Congratulations!! I’m sure your attitude of being prepared to fight this disease has just scared the bejeezus out of it.
Love,
Peg & Cliff
July 19, 2007 at 3:56 am
Hi Mary,
I got your news from Marg, by e-mail. I hadn’t read your blog today as I was already out celebrating - (after tending my flowers.) I have such confidence in my new plants and like you, they are strong and healthy and beautiful. I am so happy for you and yet somehow, not so surprised.
What an amazing photo of Deena - and the timing of finding it, well - there are no concequences…
take care. xo Brenda
July 20, 2007 at 2:29 am
great, great news.
i am thrilled for you.
July 20, 2007 at 10:55 pm
Hey Mary.
I am completely stoked to hear the good news. And yeah, it’s completely freaky, the whole freakin’ process.Bad news is awful, good news is… I dunno. Good news, for me, often feels delicate and like it could get ripped away at the next visit to the oncologist.
I think once the door to Cancerland has been opened, it’s all wobbly mirrors and nothing seems completely right anymore. And still, that’s the best possible news in a crap-ass situation. Congratulations, dah-ling.
Spike
July 25, 2007 at 9:39 pm
That is just so fucking awesome M.! Will you be out and about for Pride? Are you huggable yet?
December 26, 2007 at 7:06 pm
[...] started this blog with a story about queer love, a tattoo, and a poster on Ange’s wall that inspired me so many years ago. Last night, P brought me that very poster - the very poster of the Deena Metzger [...]
December 31, 2007 at 2:44 am
mary, i was diagnosed with dcis 3 weeks ago. i have had so many tests. i see my doctor for the battle plan jan 2.
reading your post gives me hope. i am so glad for you. i was looking for a picture of an amazon warrior to post for my blog picture. i came across your site. thank you. they picture you posted is amazingly beautiful. may your life be long, beautiful, and celebrate all the beautiful women in your life.
mj
March 1, 2008 at 8:45 am
I found this blog while looking for images of what my scar may look like after I have my surgery on the 14th may 2008. I am having a simple mastectomy of the right breast after being diagnosed with DCIS in two places.

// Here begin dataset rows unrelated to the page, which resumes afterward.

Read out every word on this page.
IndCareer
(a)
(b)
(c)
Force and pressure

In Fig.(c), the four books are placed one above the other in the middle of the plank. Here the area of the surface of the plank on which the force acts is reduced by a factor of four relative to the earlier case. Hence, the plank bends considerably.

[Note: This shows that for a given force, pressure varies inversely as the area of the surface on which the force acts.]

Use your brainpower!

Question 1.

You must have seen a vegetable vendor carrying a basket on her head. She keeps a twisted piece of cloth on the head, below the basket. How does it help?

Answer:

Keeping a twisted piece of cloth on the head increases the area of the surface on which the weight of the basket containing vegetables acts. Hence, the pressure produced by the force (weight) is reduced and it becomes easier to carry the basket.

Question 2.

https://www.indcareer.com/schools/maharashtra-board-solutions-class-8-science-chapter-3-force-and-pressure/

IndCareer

One they have managed to do a core needle biopsy of but the other is in a hard to get a area.
The picture is so inspirational I have decided to get my husband to take photographs after my surgery (he is an amateur photographer) because I think more women should have the opportunity to see the effects. I know we all are different and all scar in different ways but knowing what we might look like helps dispel some of the fear.
I have been thinking that a henna tattoo might be a great idea after the scarring has healed and then I find this picture! I am so grateful - thank you very much.